THAT’S WORTH NOTING. he knows the feeling. the system as a whole tends to be quieter in public. they say less. if you say something, people might start paying attention, and the best way to be invisible is to be quiet and give people no reason to look at you. sometimes they look anyway, in quick fleeting glances, but he figures those tend to be people like them. people who are also looking to not be seen, but who can’t help but look back. who maybe can’t bear to see themselves in mirrors or in other reflective surfaces, who may not even recognize their own face and body if asked to identify them in a lineup, but who are inherently interested in other people. pearl isn’t quite like that. that’s part, he decides, of what the other two find so interesting. to be both alike and yet dissimilar.
❝ good for you, ❞ he says. ❝ most people don’t even think about the shit they say aloud. don’t think of phones being tapped, or people around them listening in. jesus. it’s all been downhill since we passed the patriot act and it’s going to get worse. the surveillance state is now, not hypothetical. ❞
this really isn’t the time, he knows, but he can’t really help himself. someone has to fucking say it, since most people are unwilling to.
there’s a pause. then he cracks a smile despite himself. ❝ i grew up, ❞ he says mildly, ❝ in a small town in new jersey. i know i don’t really seem like the type. lived in new york for ten years now, so i don’t really fucking… feel anything about where i’m from. but i do know people loved to talk. so i guess if you don’t have to worry about mass surveillance because you’re living in the middle of fucking nowhere, your neighbors’ll keep an eye on you for them. ❞ he sounds just as dismissive of washington township as it deserves. nothing good there. sure, they saved it from nuclear meltdown, but that wasn’t because they particularly loved it. it was just the right thing to do, no matter what had happened to them there.
a pause. he nods after a moment. some people can go from career to career. most people, in fact, are more indecisive about their life path than the system is.
❝ jesus. whoever named you two definitely managed to hit the nail on the head, huh? ❞ red hair for rose. color and brightness. meanwhile, pearl, more neutral in everything – her outfits, her tone, her opinions. maybe by _you two would get along_, pearl really just means they’re both opinionated bastards. that would fit. elliot and sam get along with pearl; he gets along with rose. that’s just how he goes. he knows his presence is something of an acquired taste for many people. he usually points out something along the lines of the fact that if they have trouble with him, they’re going to have a real fucking problem with darlene. ❝ guess i’ll keep a look out, then. not likely, but you never fucking know what’s going to happen.❞
she only HALF knows what he’s talking about. acts and surveillance. things that pearl perhaps should know and should care about, but that have long ago faded to the periphery. there have always been eyes in the trees, in the telephone poles, in the windows and walls around them. something is always watching and waiting. the stars, maybe. pearl isn’t unusued to being watched - by herself, by others, by the government and the shah and a camera lens.

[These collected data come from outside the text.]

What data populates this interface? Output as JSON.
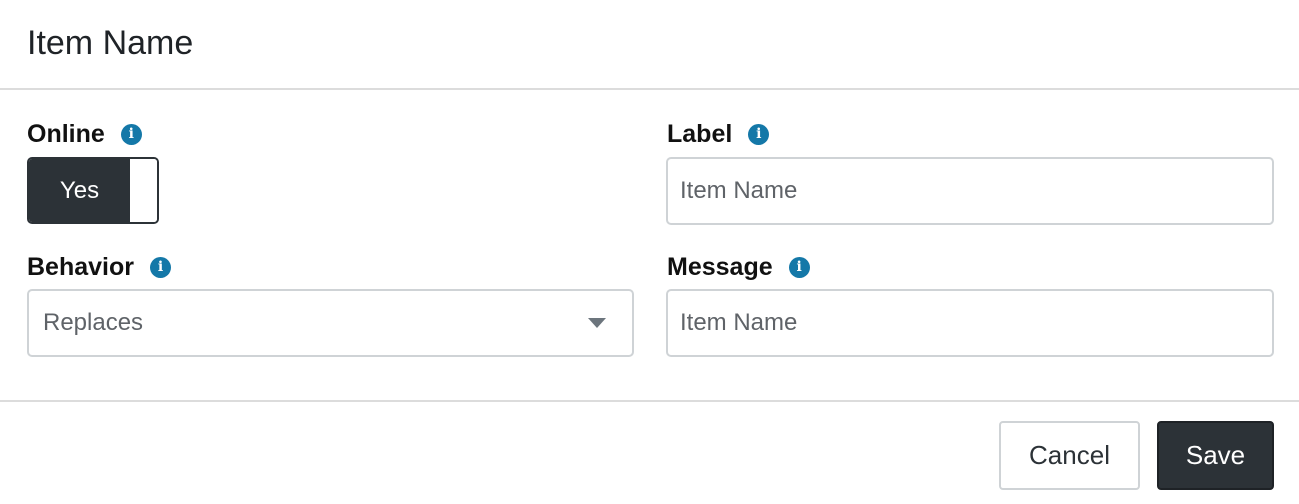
{
  "dialog": {
    "title": "Item Name"
  },
  "fields": {
    "online": {
      "label": "Online",
      "toggle_text": "Yes",
      "info_icon": "info-icon"
    },
    "label": {
      "label": "Label",
      "placeholder": "Item Name",
      "info_icon": "info-icon"
    },
    "behavior": {
      "label": "Behavior",
      "selected": "Replaces",
      "info_icon": "info-icon"
    },
    "message": {
      "label": "Message",
      "placeholder": "Item Name",
      "info_icon": "info-icon"
    }
  },
  "footer": {
    "cancel_label": "Cancel",
    "save_label": "Save"
  },
  "colors": {
    "primary_dark": "#2c3237",
    "info_blue": "#1478a8",
    "border": "#cfd3d6"
  }
}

fingers twitch idly in her lap as he speaks about where he’s from. it’s the sort of information pearl never thought elliot would give up willingly. it’s private - personal - something that could, she supposes, be used against him. pearl wonders if he has noted her LACK of hometown. perhaps he assumes she is from the city; maybe she IS. she has been here four generations in a row, though pearl does not remember them in that order. there had been a knight in between two of them, a scullery maid between the next. winding up here is not unusual, though. she is more often in a city than outside of one, in this time, and more often in new york than any other. it hadn’t been a lie to say she likes it here. getting lost in the never - ending SOUND helps her find some sleep at night.
“i didn’t know that about you,” voice drifts, only tinged with unease, “you seem like the sort of person who has lived here all your life. maybe that’s just because i never knew you in another context.” it’s easier to imagine someone elsewhere when you have already seen them outside of the norm. elliot has always been HERE. not in jersey. not in a forest, or the seaside, or a mansion full of thick, stale air. perhaps that’s part of the reason she likes these meetings - there is something cyclical about them. this one excluded, where he is speaking differently and holding himself differently and asking questions, offering up bits and pieces of the past willingly.
it’s odd to think about - pearl isn’t sure who named them. she does not remember any parents. it was her and rose to start with, and will be the two of them at the end, and there was never a third or fourth presence that began them. perhaps they were spun out of starstuff. maybe it was brimstone instead. head tips to one side, only a little, and pearl gives her empty sort of smile. “they must have,” words lilt, drifting away, distant from her. PEARL WHITE AND ROSE RED. like the story - like THEIR story. is she the little girl in that tale - SNOW WHITE? she may be. maybe that was before or after. “you might. we tend to run in the same circles,” she laughs, a little, a quiet private joke, “wherever one of us goes, the other is often close to follow. i think i tend to be places first; she comes to me.”